Cybersecurity is crucial in safeguarding the integrity, confidentiality, and availability of research data. The stakes are particularly high in research administration due to the sensitive nature of the data involved. The repercussions of a breach can be far-reaching, impacting not only the organization but also its research subjects and the broader community.
As digital tools become more sophisticated, cybersecurity in research administration becomes increasingly paramount. John Nord, CIO of Cayuse, presented on cybersecurity during our Connect 2023 Conference to discuss the importance and the complexities of protecting sensitive data. In his presentation, John spoke about cyber attacks by sector, cyber insurance, the threat landscape, and best practices for safeguarding our organizations.
Cyber attacks by sector
Reports from security firms like Check Point show a 30% annual increase in cyber attacks in healthcare, with the education and research sectors also witnessing a substantial upsurge. In fact, research and education currently have the highest global average of weekly cyber attacks by industry, underlining the urgency for robust security measures in research institutions.
Cayuse carries cyber insurance to safeguard against such threats, though providers in the space are dwindling. Every July, we engage in robust penetration testing to ensure our adherence to industry best practices like finding and patching vulnerabilities, multi-factor authentication, and anti-malware protection.
Looking at cyber insurance payouts when claims are made is instructive, so we follow trends closely. Business email compromise recently appeared near the top of that list, which is hardly surprising when you consider the volume of emails we all receive every day. Other leaders include funds transfer fraud and ransomware, though the latter is starting to trend down. As ransomware has become more prevalent, we have more tools at our disposal to detect it.

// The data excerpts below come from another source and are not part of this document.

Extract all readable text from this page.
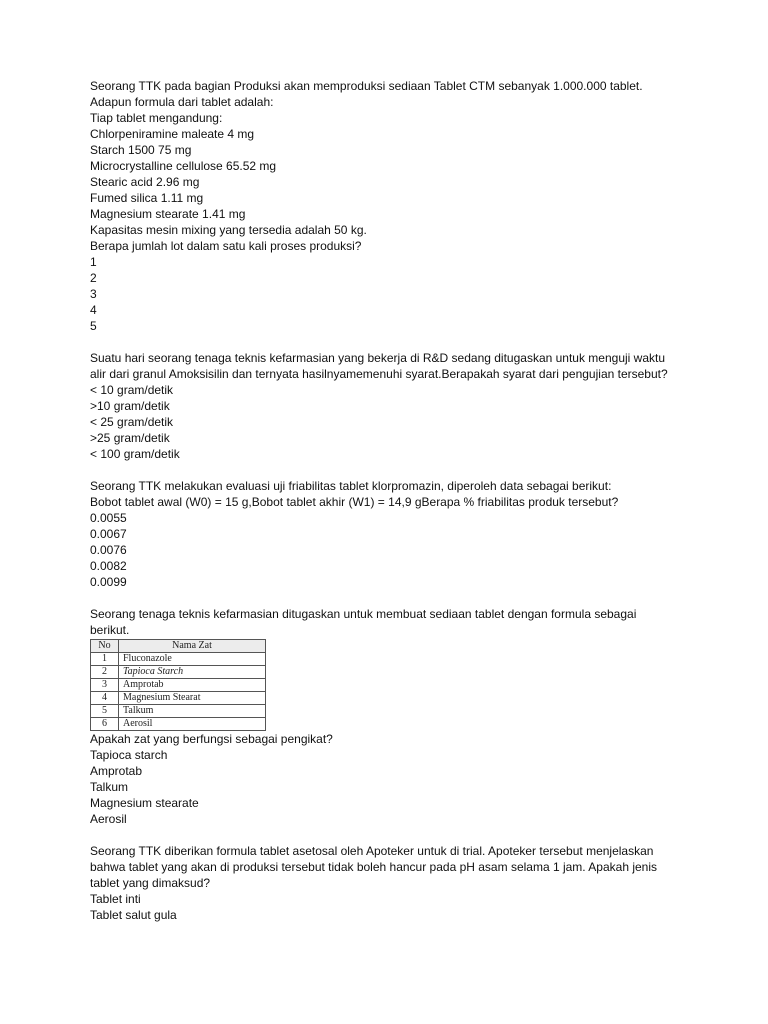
Seorang TTK pada bagian Produksi akan memproduksi sediaan Tablet CTM sebanyak 1.000.000 tablet.
Adapun formula dari tablet adalah:
Tiap tablet mengandung:
Chlorpeniramine maleate 4 mg
Starch 1500 75 mg
Microcrystalline cellulose 65.52 mg
Stearic acid 2.96 mg
Fumed silica 1.11 mg
Magnesium stearate 1.41 mg
Kapasitas mesin mixing yang tersedia adalah 50 kg.
Berapa jumlah lot dalam satu kali proses produksi?
1
2
3
4
5
Suatu hari seorang tenaga teknis kefarmasian yang bekerja di R&D sedang ditugaskan untuk menguji waktu alir dari granul Amoksisilin dan ternyata hasilnyamemenuhi syarat.Berapakah syarat dari pengujian tersebut?
< 10 gram/detik
>10 gram/detik
< 25 gram/detik
>25 gram/detik
< 100 gram/detik
Seorang TTK melakukan evaluasi uji friabilitas tablet klorpromazin, diperoleh data sebagai berikut:
Bobot tablet awal (W0) = 15 g,Bobot tablet akhir (W1) = 14,9 gBerapa % friabilitas produk tersebut?
0.0055
0.0067
0.0076
0.0082
0.0099
Seorang tenaga teknis kefarmasian ditugaskan untuk membuat sediaan tablet dengan formula sebagai berikut.
No	Nama Zat
1	Fluconazole
2	Tapioca Starch
3	Amprotab
4	Magnesium Stearat
5	Talkum
6	Aerosil
Apakah zat yang berfungsi sebagai pengikat?
Tapioca starch
Amprotab
Talkum
Magnesium stearate
Aerosil
Seorang TTK diberikan formula tablet asetosal oleh Apoteker untuk di trial. Apoteker tersebut menjelaskan bahwa tablet yang akan di produksi tersebut tidak boleh hancur pada pH asam selama 1 jam. Apakah jenis tablet yang dimaksud?
Tablet inti
Tablet salut gula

Out-of-date software is often the culprit for security gaps, which is why we always recommend updating to the latest version of Cayuse’s software suite to capture the advantage of the latest security improvements.
Questions to ask your software vendors
Cyber insurance is a valuable asset, but it’s not the be-all and end-all of cybersecurity. Here are a few other questions to ask your software vendors to gauge their dedication to data security:
- What are your risk mitigation protocols?
- Are you certified to any security standards (i.e., ISO 27001)?
- Do you adhere to GDPR data handling guidelines?
Conduct annual assessments to ensure that vendors stay up to date with their certifications and make regular policy updates.
Cyber threat trends: Cybercrime-as-a-service
You’ve heard of SaaS (software-as-a-service), but have you heard of cybercrime-as-a-service? An entire marketplace has developed, with “as-a-service” offerings that run the gamut:
- Malware
- Phishing
- Crypting
- Access
- OPSEC
- Scamming
- Vishing (voice phishing)
- Spamming
- Etc.
This trend has lowered the barrier to entry for attackers, making it easier for non-technical criminals to launch sophisticated cyber attacks, increasing the overall risk and complexity of the threat landscape.
Vishing attacks, or phone calls, are one of the most insidious threats to research institutions. While spam emails can be easy to identify, these calls often sound professional and can be a sign that your organization is being singled out and intentionally targeted. If you receive vishing calls, make sure your IT and security teams are aware.
Cayuse’s three-pronged approach to cybersecurity
As James Scott has said, “There’s no silver bullet with cybersecurity. A layered defense is the only option.” The goal is to make your system less appealing to attackers by increasing the level of effort required to breach it by using multiple defensive layers.
At Cayuse, we think of cybersecurity in three key parts:
- Prevent: Implementing robust measures to prevent attacks from occurring.
- Isolate: Containing the impact of an attack to prevent widespread damage across the network.
- Recover: Having effective disaster recovery and business continuity plans to restore operations quickly after an incident.
For more details on our layered approach to cybersecurity, feel free to visit our Trust Portal.
Conclusion
For research administrators, cybersecurity is not a fixed objective but an ongoing journey of adaptation and proactive defense against changing technologies. By understanding the latest trends in cybercrime and adopting a layered defense strategy, research organizations can better protect their valuable data and maintain trust. Regular internal and external reassessments and comprehensive risk management practices further solidify this approach to data protection, ensuring a resilient and secure research environment.